May someone help me understand the following inductive definition of concatenation of strings:
We will define $\alpha\cdot\beta$ by induction on $|\beta|.$
- If $|\beta|=0\Rightarrow \beta=\epsilon,$ so then $\alpha\cdot\beta=\alpha\cdot\epsilon=\alpha$
- If $|\beta|=n+1,$ then $\beta=\gamma b,|\gamma|=n.$ Then $\alpha\cdot\beta=(\alpha\cdot\gamma)b$.
I understand the basis of the induction. At least I think I do.

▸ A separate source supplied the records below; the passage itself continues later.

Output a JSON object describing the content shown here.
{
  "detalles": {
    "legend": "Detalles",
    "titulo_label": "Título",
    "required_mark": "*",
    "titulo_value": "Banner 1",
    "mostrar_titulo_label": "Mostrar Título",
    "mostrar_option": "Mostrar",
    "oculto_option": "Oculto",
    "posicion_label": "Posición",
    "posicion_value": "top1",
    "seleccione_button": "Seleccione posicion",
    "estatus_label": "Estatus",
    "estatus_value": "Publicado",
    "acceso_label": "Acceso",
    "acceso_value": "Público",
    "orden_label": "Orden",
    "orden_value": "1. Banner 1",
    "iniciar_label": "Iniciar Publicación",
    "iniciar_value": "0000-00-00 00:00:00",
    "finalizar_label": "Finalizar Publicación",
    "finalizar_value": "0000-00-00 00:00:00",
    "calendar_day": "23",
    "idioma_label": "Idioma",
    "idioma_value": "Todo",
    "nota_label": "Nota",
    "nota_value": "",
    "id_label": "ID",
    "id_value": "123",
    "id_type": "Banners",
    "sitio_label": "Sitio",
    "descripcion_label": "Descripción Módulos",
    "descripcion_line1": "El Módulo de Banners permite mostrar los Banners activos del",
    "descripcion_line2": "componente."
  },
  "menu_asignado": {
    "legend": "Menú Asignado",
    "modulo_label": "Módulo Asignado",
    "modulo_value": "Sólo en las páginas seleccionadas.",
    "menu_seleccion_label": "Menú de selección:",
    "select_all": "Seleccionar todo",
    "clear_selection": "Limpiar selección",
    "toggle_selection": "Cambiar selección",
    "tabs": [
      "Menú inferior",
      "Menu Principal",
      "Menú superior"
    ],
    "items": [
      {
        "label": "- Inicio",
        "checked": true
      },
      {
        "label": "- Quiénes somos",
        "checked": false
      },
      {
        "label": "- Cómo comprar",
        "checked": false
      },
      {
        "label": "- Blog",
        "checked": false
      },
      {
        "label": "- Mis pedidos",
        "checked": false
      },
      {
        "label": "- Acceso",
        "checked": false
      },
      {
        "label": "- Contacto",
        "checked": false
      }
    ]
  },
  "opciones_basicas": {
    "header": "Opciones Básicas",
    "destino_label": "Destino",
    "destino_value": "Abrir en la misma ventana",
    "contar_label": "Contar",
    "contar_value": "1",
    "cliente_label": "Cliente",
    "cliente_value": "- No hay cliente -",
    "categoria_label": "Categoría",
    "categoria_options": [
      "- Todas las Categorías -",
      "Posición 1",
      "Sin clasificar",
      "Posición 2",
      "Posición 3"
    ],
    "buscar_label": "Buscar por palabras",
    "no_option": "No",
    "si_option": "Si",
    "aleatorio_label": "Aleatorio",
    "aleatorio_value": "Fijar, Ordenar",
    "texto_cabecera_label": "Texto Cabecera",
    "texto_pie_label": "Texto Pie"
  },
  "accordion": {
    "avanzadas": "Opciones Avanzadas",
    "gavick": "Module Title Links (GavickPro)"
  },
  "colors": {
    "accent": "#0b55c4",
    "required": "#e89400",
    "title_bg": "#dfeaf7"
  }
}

Perhaps I don't understand how inductive definitions work. When $\beta$ is the empty word, then it's obvious that when we concatenate it with $\alpha$, we'll get $\alpha$ again. But then I don't understand what happens next and why we take the length of $\beta$ to be $n+1$. What's the idea? What's the inductive step when using induction to define a new object (how do we use it)?
Thanks!
You would have an inductive definition of "string", which typically has two constructors, one for the "empty" string, and one for the "compound" string with one head character followed by the rest of the string. (In fact, here a "string" isn't but a "list of characters".)
Then you would have a recursive definition of "concatenation of strings" by cases on the structure of one of the operands, not on its length: in your example, we consider $\beta$, with one case for $\beta$ empty, the other for $\beta$ a compound string.
Of course, for an appropriate definition of "size of a string", if $|\beta| = 0$, one can derive $\beta = \operatorname {empty}$, and, if $|\beta| \neq 0$, one can derive $\beta = h :: \gamma$ for some character $h$ and string $\gamma$, but that is an extra preliminary step that is not needed to reason inductively (on inductive strings as well as in general).
The "inductive step" is a step in proof by induction, so it is rather relevant in proving theorems about inductive structures.
More could be said but it gets quickly very technical: I'd rather invite you to consider what I have said above while (re)reading introductory articles and material, especially about "mathematical induction".